Other Notions of Connectedness

Fields of mathematics are typically concerned with special kinds of objects. Often such an object is said to be connected if, when it is considered as a topological space, it is a connected space. Thus, manifolds, Lie groups, and graphs are all called connected if they are connected as topological spaces, and their components are the topological components. Sometimes it is convenient to restate the definition of connectedness in such fields. For example, a graph is said to be connected if each pair of vertices in the graph is joined by a path. This definition is equivalent to the topological one, as applied to graphs, but it is easier to deal with in the context of graph theory. Graph theory also offers a context-free measure of connectedness, called the clustering coefficient.

Other fields of mathematics are concerned with objects that are rarely considered as topological spaces. Nonetheless, definitions of connectedness often reflect the topological meaning in some way. For example, in category theory, a category is said to be connected if each pair of objects in it is joined by a sequence of morphisms. Thus, a category is connected if it is, intuitively, all one piece.

There may be different notions of connectedness that are intuitively similar, but different as formally defined concepts. We might wish to call a topological space connected if each pair of points in it is joined by a path. However this concept turns out to be different from standard topological connectedness; in particular, there are connected topological spaces for which this property does not hold. Because of this, different terminology is used; spaces with this property are said to be path connected.

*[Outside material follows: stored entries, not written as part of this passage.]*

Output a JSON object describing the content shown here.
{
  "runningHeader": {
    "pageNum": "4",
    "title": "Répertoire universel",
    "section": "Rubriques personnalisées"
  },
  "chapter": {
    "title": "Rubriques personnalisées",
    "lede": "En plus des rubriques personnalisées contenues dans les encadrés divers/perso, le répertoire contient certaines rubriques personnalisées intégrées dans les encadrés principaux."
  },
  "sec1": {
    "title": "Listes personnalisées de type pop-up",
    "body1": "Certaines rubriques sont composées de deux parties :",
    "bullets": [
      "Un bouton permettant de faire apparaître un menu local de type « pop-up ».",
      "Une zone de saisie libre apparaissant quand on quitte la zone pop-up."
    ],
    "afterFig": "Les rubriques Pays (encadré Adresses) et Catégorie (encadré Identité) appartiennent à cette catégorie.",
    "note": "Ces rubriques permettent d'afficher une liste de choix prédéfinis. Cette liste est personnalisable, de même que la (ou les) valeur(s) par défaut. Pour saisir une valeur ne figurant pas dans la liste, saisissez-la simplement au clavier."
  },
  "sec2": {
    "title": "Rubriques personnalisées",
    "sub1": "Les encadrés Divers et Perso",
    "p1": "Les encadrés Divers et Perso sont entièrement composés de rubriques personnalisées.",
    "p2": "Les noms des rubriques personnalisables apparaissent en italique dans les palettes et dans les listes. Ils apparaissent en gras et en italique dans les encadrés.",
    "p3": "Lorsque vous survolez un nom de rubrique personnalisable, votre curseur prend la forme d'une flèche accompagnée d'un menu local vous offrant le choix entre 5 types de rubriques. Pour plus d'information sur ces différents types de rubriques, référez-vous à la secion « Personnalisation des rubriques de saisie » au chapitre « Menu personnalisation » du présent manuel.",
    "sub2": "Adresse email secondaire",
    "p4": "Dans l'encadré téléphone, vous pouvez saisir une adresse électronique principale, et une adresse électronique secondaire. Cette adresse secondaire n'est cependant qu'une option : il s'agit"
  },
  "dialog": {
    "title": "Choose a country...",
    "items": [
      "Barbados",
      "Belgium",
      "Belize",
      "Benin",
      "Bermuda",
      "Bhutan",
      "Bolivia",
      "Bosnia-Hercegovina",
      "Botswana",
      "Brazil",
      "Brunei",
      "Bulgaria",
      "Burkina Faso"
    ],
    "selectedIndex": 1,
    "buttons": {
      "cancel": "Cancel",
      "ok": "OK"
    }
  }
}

While not all connected spaces are path connected, all path connected spaces are connected.

Terms involving connected are also used for properties that are related to, but clearly different from, connectedness. For example, a path-connected topological space is simply connected if each loop (path from a point to itself) in it is contractible; that is, intuitively, if there is essentially only one way to get from any point to any other point. Thus, a sphere and a disk are each simply connected, while a torus is not. As another example, a directed graph is strongly connected if each ordered pair of vertices is joined by a directed path (that is, one that "follows the arrows").

Other concepts express the way in which an object is not connected. For example, a topological space is totally disconnected if each of its components is a single point.